People are waking up, and the veil of lies are beginning to fall, scaring the captors and making them act even more insane. What is becoming obvious is that as much help that is needed by the enslaved and wrongfully occupied, is that the most broken of all are the captors, who may be the ones most in need of help. If the occupier-captors could just be honest with themselves, come clean and somehow genuinely act to reconcile all the wrongs that have been done, there could be a way forward with real reconciliation. We have young leaders today with a fresh set of eyes and hearts who are waiting, ready, willing and able, to lead us all forward together. Somehow, after all of this, it appears that we have emerged with capacity as a people, and the capabilities of a people who have endured this trauma-filled experience and not just survived, but, thrives, in spite of the negative stigmas the American Negro has had to carry. We’ve only gotten stronger and the only consequence so far is that, like diamonds, in the American Negro, we now have some of the strongest, brightest and most brilliant minds, bodies and spirits, you can find.

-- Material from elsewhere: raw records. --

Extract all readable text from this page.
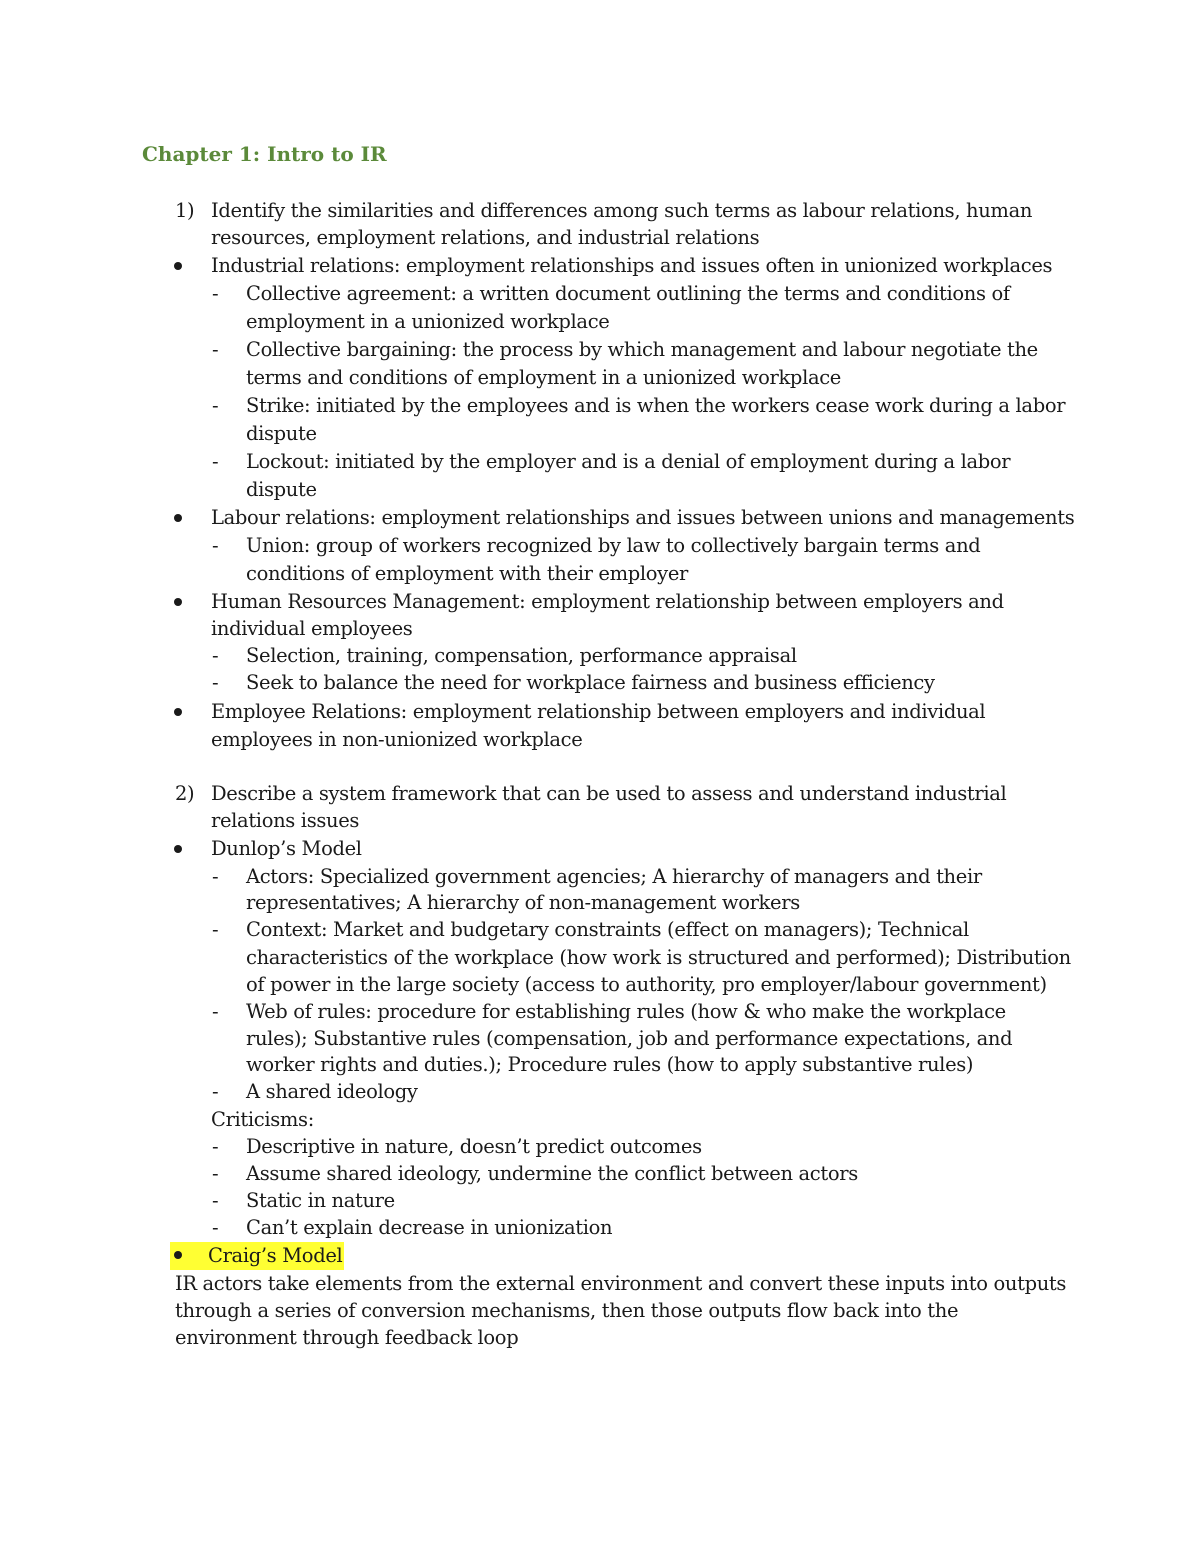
Chapter 1: Intro to IR
1) Identify the similarities and differences among such terms as labour relations, human
resources, employment relations, and industrial relations
Industrial relations: employment relationships and issues often in unionized workplaces
- Collective agreement: a written document outlining the terms and conditions of
employment in a unionized workplace
- Collective bargaining: the process by which management and labour negotiate the
terms and conditions of employment in a unionized workplace
- Strike: initiated by the employees and is when the workers cease work during a labor
dispute
- Lockout: initiated by the employer and is a denial of employment during a labor
dispute
Labour relations: employment relationships and issues between unions and managements
- Union: group of workers recognized by law to collectively bargain terms and
conditions of employment with their employer
Human Resources Management: employment relationship between employers and
individual employees
- Selection, training, compensation, performance appraisal
- Seek to balance the need for workplace fairness and business efficiency
Employee Relations: employment relationship between employers and individual
employees in non-unionized workplace
2) Describe a system framework that can be used to assess and understand industrial
relations issues
Dunlop’s Model
- Actors: Specialized government agencies; A hierarchy of managers and their
representatives; A hierarchy of non-management workers
- Context: Market and budgetary constraints (effect on managers); Technical
characteristics of the workplace (how work is structured and performed); Distribution
of power in the large society (access to authority, pro employer/labour government)
- Web of rules: procedure for establishing rules (how & who make the workplace
rules); Substantive rules (compensation, job and performance expectations, and
worker rights and duties.); Procedure rules (how to apply substantive rules)
- A shared ideology
Criticisms:
- Descriptive in nature, doesn’t predict outcomes
- Assume shared ideology, undermine the conflict between actors
- Static in nature
- Can’t explain decrease in unionization
Craig’s Model
IR actors take elements from the external environment and convert these inputs into outputs
through a series of conversion mechanisms, then those outputs flow back into the
environment through feedback loop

Because of our existence in a broken system, and because of the systematic efforts to keep us divided our success has been anecdotal at best, because we know that all around us the American Negro, in the aggregate, is hurting, and has been mentally, spiritually, physically and most of all economically in need of a lot of help. In many ways these are the indicators that diagnoses the extended case of slavery, which is the health condition that we find ourselves in. True freedom is still yet to come and when it comes we will know it because it will be marked by all of the various indicators being remedied and the past behaviors being mitigated. We have had so much taken away from us, but the one thing of ours that can not be taken away, appropriated or co-opted, is Juneteenth, which is a date that is meaningful and significant to us and only us, the American negro. Let’s acknowledge and declare this the day we establish, not as our independence, but a baseline, that can be used as a place holder as the beginning, or the origin as a population that we can come together around, in unity as a people, a unity, which is what we have needed for so long, to build our way forward to that healthy state of being that we so richly deserve.